TÜSİAD Yüksek İstişare Kurulu Lideri Tuncay Özilhan da yaptığı konuşmada Türkiye’nin güç bir devirden geçtiğini söylemiş oldu. Ukrayna Savaşı’nın dünyada güvenlik istikrarları değiştirdiğini hatırlatan Özilhan, Türkiye’nin besin fiyatlarındaki artışı önlemek ve tarım ve besindeki muazzam potansiyelini hayata geçirmek için yeni bir tarım siyasetine gereksinimi olduğunu belirtti. Özilhan, “TL’deki paha kaybı niçiniyle Türkiye’nin mamul mal ihracatında sağlayabileceği rekabet gücü, dünya ticaretinin hizmetlere ve hatta dijital olarak teslim edilen hizmetlere gerçek kaydığı bir dünyada ne kadar sürdürülebilir olacak?” sorusunu sordu.

“Türkiye’nin risk primi yükseliyor”

Enflasyonun bütün ekonomik problemlerin başı olması niçiniyle bir hayli merkez bankasının enflasyon artışının önüne geçmek için sıkılaşma siyasetleri uyguladığını hatırlatan Özilhan, şu biçimde konuştu:

“Global taraf aleyhimize seyrederken, içeride uyguladığımız iktisadi siyasetlerle birlikte ülke risk primi yükseliyor. Sıkı para siyasetleri ile gelişmiş ülkelerin yavaşlaması Türkiye’nin ihracatını kısıtlayarak cari açık, TL’nin kıymet kaybı ve enflasyon problemlerini ağırlaştırabilir”.

Enflasyondaki artışın, daha evvelki enflasyonist devirlerle karşılaştırılamayacak kadar süratli olduğunu söyleyen Özilhan, bu sürecin izafî fiyat yapısını bozduğunu, firmaların nasıl fiyatlama yapacaklarını bilemez hale geldiğini belirtti.

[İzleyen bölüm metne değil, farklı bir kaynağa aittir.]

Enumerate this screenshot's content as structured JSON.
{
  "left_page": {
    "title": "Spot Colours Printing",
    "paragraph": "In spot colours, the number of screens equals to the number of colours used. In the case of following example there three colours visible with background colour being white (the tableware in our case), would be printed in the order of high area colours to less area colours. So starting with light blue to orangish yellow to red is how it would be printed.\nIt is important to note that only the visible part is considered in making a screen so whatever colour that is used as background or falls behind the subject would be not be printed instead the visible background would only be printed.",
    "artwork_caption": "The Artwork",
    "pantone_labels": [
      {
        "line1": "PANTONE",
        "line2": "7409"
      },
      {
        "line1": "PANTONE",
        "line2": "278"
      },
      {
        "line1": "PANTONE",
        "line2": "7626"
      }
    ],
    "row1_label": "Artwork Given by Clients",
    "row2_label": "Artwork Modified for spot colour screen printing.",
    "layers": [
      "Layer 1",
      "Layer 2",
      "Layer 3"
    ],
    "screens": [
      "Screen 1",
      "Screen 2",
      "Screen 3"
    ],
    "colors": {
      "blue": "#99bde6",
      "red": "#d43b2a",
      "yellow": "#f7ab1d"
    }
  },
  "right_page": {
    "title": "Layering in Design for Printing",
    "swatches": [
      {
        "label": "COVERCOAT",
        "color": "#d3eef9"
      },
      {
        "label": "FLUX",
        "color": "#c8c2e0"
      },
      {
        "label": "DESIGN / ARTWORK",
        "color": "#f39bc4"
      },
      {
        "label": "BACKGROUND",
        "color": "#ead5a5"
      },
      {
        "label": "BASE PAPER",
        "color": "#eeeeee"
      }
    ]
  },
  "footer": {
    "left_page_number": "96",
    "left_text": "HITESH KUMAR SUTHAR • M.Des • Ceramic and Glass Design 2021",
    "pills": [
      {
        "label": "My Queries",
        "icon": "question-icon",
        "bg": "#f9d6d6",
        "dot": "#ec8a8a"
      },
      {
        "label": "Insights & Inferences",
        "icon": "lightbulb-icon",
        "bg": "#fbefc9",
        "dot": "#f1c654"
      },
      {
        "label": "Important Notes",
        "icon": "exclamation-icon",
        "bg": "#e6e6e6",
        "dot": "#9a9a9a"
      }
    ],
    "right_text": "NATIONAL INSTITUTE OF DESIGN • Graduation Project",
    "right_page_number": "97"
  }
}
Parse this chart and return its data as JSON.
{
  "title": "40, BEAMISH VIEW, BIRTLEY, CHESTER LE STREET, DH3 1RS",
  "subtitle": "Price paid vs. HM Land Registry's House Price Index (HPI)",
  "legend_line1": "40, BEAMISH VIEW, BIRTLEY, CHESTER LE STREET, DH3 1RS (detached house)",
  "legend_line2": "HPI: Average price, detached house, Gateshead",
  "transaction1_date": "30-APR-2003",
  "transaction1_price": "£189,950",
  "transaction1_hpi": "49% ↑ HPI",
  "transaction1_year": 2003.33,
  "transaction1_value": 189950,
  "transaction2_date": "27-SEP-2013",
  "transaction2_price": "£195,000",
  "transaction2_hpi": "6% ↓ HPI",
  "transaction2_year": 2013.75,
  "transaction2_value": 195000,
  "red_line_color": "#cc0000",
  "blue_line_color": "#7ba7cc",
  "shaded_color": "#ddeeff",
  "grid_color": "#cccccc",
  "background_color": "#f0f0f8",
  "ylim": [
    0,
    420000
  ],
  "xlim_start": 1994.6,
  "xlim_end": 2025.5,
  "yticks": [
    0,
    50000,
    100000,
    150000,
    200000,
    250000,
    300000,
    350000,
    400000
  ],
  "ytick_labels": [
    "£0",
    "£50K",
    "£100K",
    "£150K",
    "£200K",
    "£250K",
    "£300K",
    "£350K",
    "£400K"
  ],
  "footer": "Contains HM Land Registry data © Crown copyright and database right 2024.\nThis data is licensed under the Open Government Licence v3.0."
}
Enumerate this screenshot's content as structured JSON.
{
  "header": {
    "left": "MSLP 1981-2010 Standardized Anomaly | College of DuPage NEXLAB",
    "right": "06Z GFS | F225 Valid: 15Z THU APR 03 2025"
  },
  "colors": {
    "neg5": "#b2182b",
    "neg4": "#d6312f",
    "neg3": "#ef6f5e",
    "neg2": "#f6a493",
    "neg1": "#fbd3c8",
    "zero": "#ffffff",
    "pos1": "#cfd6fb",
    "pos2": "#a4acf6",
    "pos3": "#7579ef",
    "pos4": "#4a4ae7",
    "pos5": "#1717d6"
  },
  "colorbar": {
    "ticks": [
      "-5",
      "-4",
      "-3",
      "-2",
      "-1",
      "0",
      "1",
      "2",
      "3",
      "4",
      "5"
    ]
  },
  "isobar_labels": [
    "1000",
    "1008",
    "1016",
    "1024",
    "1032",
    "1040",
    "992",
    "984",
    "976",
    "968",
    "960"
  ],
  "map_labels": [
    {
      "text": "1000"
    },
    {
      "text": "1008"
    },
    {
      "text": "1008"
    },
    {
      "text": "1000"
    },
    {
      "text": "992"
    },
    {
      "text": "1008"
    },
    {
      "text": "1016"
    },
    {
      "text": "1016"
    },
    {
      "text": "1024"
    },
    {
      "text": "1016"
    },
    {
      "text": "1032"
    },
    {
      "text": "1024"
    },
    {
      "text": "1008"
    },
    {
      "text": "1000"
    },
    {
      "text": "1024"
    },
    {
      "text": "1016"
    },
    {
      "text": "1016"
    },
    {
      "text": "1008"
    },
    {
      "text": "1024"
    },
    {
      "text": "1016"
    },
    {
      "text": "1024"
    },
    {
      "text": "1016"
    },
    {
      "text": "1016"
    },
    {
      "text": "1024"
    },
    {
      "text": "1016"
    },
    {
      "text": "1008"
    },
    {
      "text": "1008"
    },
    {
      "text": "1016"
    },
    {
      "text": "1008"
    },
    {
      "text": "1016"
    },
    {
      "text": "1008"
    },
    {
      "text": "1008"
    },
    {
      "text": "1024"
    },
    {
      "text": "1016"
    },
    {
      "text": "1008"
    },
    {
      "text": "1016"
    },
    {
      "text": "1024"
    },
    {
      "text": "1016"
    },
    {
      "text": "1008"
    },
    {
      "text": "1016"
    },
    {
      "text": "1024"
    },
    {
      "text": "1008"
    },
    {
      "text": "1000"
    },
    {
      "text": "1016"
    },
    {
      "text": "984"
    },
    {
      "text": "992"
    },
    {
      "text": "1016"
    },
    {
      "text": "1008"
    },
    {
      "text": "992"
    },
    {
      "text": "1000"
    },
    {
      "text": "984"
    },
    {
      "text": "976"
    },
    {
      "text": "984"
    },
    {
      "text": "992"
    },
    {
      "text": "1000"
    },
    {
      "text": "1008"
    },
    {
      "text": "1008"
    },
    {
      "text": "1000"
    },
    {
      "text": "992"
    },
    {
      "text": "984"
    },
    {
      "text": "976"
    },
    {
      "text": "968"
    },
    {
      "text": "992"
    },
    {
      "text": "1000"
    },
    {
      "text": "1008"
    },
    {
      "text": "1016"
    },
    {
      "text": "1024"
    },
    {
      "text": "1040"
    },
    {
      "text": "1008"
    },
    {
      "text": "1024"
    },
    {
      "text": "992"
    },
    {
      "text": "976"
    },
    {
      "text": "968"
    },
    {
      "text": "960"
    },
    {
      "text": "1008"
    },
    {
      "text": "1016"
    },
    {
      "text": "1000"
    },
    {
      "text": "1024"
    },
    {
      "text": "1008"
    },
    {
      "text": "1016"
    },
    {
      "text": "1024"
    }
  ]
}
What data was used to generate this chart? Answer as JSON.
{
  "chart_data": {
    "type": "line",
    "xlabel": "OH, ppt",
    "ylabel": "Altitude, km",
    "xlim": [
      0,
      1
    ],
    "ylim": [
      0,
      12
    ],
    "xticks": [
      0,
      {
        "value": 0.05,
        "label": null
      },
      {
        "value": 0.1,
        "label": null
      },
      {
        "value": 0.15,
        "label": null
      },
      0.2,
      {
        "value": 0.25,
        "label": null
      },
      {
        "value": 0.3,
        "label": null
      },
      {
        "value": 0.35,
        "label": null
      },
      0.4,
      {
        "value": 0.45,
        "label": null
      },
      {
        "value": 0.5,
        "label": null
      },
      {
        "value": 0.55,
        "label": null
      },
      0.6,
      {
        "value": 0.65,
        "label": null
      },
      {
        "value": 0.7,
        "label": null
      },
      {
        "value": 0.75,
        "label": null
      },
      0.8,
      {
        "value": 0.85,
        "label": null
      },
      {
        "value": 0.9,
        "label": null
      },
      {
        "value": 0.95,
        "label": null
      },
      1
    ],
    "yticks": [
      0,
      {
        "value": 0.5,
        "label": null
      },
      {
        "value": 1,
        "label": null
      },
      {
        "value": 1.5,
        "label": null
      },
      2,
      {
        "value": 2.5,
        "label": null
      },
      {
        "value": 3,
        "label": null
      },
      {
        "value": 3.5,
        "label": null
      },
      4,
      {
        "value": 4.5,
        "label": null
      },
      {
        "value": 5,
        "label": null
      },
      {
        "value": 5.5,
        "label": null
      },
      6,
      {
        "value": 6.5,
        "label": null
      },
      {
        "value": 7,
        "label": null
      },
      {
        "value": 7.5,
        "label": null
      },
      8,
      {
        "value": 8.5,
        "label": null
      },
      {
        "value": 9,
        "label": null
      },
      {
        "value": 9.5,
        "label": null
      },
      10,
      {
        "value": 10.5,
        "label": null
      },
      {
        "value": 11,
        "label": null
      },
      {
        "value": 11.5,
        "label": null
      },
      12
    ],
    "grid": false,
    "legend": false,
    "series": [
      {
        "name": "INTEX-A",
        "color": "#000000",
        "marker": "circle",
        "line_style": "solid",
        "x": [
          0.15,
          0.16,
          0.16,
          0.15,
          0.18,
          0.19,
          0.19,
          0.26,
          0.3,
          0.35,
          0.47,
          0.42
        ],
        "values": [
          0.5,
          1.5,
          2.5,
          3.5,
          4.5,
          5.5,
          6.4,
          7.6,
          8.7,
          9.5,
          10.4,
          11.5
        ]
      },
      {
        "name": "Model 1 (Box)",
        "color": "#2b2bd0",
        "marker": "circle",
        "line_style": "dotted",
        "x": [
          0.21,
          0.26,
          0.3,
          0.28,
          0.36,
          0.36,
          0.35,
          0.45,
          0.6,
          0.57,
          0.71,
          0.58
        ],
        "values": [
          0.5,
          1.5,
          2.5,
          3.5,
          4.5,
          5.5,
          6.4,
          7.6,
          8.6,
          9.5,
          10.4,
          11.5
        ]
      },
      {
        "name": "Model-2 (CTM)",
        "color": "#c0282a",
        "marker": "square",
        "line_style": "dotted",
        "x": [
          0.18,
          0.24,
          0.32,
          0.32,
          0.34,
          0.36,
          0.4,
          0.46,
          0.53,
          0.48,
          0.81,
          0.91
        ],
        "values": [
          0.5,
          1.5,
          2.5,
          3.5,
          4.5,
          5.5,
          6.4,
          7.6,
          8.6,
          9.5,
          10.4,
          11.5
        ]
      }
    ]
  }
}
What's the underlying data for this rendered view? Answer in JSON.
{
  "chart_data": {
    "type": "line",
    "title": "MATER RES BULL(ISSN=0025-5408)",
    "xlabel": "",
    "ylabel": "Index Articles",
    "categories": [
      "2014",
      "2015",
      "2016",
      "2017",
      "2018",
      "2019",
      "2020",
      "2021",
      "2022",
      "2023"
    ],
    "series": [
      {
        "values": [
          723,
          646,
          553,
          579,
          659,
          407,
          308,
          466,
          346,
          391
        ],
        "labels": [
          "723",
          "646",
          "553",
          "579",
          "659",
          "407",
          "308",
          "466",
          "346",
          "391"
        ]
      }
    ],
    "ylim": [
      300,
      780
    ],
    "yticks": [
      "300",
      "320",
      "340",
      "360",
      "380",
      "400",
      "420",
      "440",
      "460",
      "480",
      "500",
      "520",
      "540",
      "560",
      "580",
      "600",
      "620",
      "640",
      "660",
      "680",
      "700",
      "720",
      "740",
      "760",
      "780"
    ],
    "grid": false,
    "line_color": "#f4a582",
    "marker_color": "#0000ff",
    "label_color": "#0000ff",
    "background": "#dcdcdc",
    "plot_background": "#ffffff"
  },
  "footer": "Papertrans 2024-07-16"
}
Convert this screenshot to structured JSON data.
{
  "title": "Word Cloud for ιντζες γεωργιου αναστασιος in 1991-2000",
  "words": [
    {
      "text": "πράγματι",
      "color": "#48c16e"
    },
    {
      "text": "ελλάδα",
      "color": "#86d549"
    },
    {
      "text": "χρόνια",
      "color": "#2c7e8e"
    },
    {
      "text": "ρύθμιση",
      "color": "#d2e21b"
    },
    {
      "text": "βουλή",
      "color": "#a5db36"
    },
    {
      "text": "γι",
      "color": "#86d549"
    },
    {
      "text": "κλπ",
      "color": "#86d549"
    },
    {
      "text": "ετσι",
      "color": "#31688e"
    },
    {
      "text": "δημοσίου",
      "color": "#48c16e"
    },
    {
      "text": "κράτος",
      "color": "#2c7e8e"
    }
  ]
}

“Tüketicilerin de fiyatlar konusunda algısı bozulmuş durumda” diyen Özilhan, şu biçimde devam etti:

“Enflasyon halkın satın alma gücünü eritiyor. Fiyatların toplam gelir ortasındaki hissesi geriliyor. İktisattaki en büyük öncelik enflasyonun denetimden çıkmasını önlemek ve akabinde kalıcı bir düşüş sağlamak olmalı. Aksi biçimde, Türkiye’nin geçmişinde olduğu üzere bir enflasyon sarmalına girmesi topluma çok yüksek bir bedel ödetir. Meseleleri çözmek yerine bir süre için hafifçeletmek tarafında atılan adımlar geri teper.”

Ekonomik meselelerin sık sık değiştirilen düzenlemelerle çözülemeyeceğini söyleyen Özilhan, bunun yol açabileceği riskleri “Sık sık değiştirilen düzenlemeler ve piyasanın işleyişine yapılan müdahaleler karar alma ufkunu daraltır ve ekonomiyi daha da bozar. Dengesizlikler tırmanmaya devam eder ve denetim elden kaçarsa uzun yıllar büyük bedeller ödemeyi gerektiren bir sonuç kaçınılmaz olur” olarak deklare etti.